One of my buddies runs a very popular sports blog which was hitting a performance bottleneck and was looking around for a dedicated host.  He was unclear on how all the hardware specs helped him scale.  I sent him this email hoping to give him some insight.  I figured it was a good crash course on performance tuning concepts and might be useful to some other people out there.

A quick crash course in performance tuning.  When running a high workload you’re eventually going to hit a “bottleneck”.  This is some limiting factor which doesn’t allow you to run any faster.  Think of it as the speed limit on a highway.  You can fix one bottleneck by giving more resources to it and causing the site to run faster until the next bottleneck is hit.  You then address that bottleneck.  You keep going until there is no clear bottleneck out there.

There are 4 common bottlenecks.  They are CPU, memory, network and disk speed.

Let’s go in reverse order:

Disk speed: This is by far the biggest issue for most websites.  However, it is easily solved by taking disks out of the equation and moving commonly used items  to the very fast memory.  Moving items to memory can be done by adding Squid for images, using Memcached instead of the database, or a larger buffer pool on MySQL/InnoDB.

Network: There are two ideas in network.  The hardware and the bandwidth.  And the term “bandwidth” is misleading.  Bandwidth is just how _much_ data you are allowed to transfer over the course of a month, it is not a statement about how _fast_ the data transfer.  The speed of a network transfer is in the hardware.

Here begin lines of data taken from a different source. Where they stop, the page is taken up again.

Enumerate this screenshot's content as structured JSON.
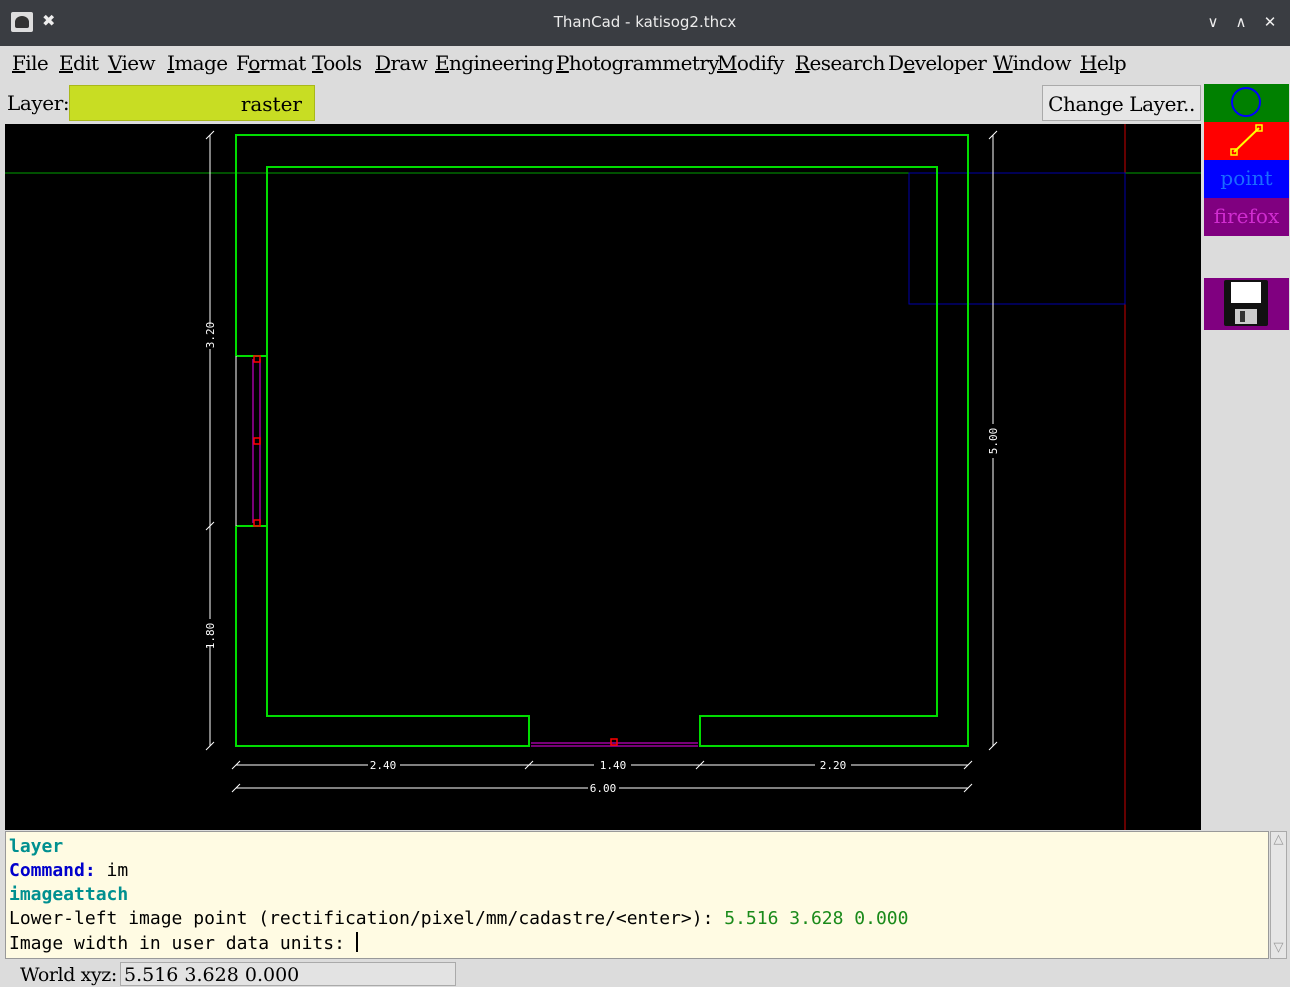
{
  "window": {
    "title": "ThanCad - katisog2.thcx",
    "app_icon": "thancad-logo-icon",
    "controls": [
      "minimize-icon",
      "maximize-icon",
      "close-icon"
    ]
  },
  "menu": [
    {
      "label": "File"
    },
    {
      "label": "Edit"
    },
    {
      "label": "View"
    },
    {
      "label": "Image"
    },
    {
      "label": "Format"
    },
    {
      "label": "Tools"
    },
    {
      "label": "Draw"
    },
    {
      "label": "Engineering"
    },
    {
      "label": "Photogrammetry"
    },
    {
      "label": "Modify"
    },
    {
      "label": "Research"
    },
    {
      "label": "Developer"
    },
    {
      "label": "Window"
    },
    {
      "label": "Help"
    }
  ],
  "layerbar": {
    "label": "Layer:",
    "current_layer": "raster",
    "layer_color": "#c8dd23",
    "change_button": "Change Layer.."
  },
  "palette": {
    "circle_tool": {
      "icon": "circle-icon",
      "color": "#008000"
    },
    "line_tool": {
      "icon": "line-icon",
      "color": "#ff0000"
    },
    "point_tool": {
      "label": "point",
      "color": "#0000ff"
    },
    "firefox_tool": {
      "label": "firefox",
      "color": "#800080"
    },
    "save_tool": {
      "icon": "floppy-disk-icon",
      "color": "#800080"
    }
  },
  "drawing": {
    "dimensions": {
      "left_upper": "3.20",
      "left_lower": "1.80",
      "right": "5.00",
      "bottom_left": "2.40",
      "bottom_mid": "1.40",
      "bottom_right": "2.20",
      "bottom_total": "6.00"
    },
    "colors": {
      "walls": "#00dd00",
      "openings": "#a000a0",
      "markers": "#ff0000",
      "dimensions": "#ffffff",
      "crosshair_h": "#00a000",
      "crosshair_v": "#cc0000",
      "selection_box": "#0000aa"
    }
  },
  "command": {
    "lines": [
      {
        "text": "layer",
        "style": "cmd"
      },
      {
        "prompt": "Command:",
        "text": " im"
      },
      {
        "text": "imageattach",
        "style": "cmd"
      },
      {
        "prompt_plain": "Lower-left image point (rectification/pixel/mm/cadastre/<enter>): ",
        "value": "5.516 3.628 0.000"
      },
      {
        "prompt_plain": "Image width in user data units: "
      }
    ]
  },
  "status": {
    "label": "World xyz:",
    "value": "5.516 3.628 0.000"
  }
}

Memory: For every person that comes to the website they will use a certain amount of memory to be able to send them a webpage.  That memory is being taken up for as long as the website is still sending them the webpage (ie a connection being open).  However, if the website isn’t sending the pages fast enough, then that memory is used longer, and eventually you’ll run out.  Additionally, memory is used for caching to alleviate the disk bottleneck.

CPU: The goal of all performance tuning is to make CPU the bottleneck. The reason being is that you can throw more hardware at the problem and it will fix things.  This is not typically the case in all the above bottlenecks.

Dedicated vs. Virtual hosting:  Their are _major_ advantages to not virtualizing.  When you virtualize something, it does makes things easier to manage, however it slows the hardware down a lot.  So the hardware that you have can not run nearly as fast.  Additionally, unless it’s “dedicated-virtual”  there are other websites on the same hardware.  These other websites will compete for hardware resources and will not allow websites to run as fast.  By having a server “dedicated” it makes sure that the hardware is “dedicated” to your website only.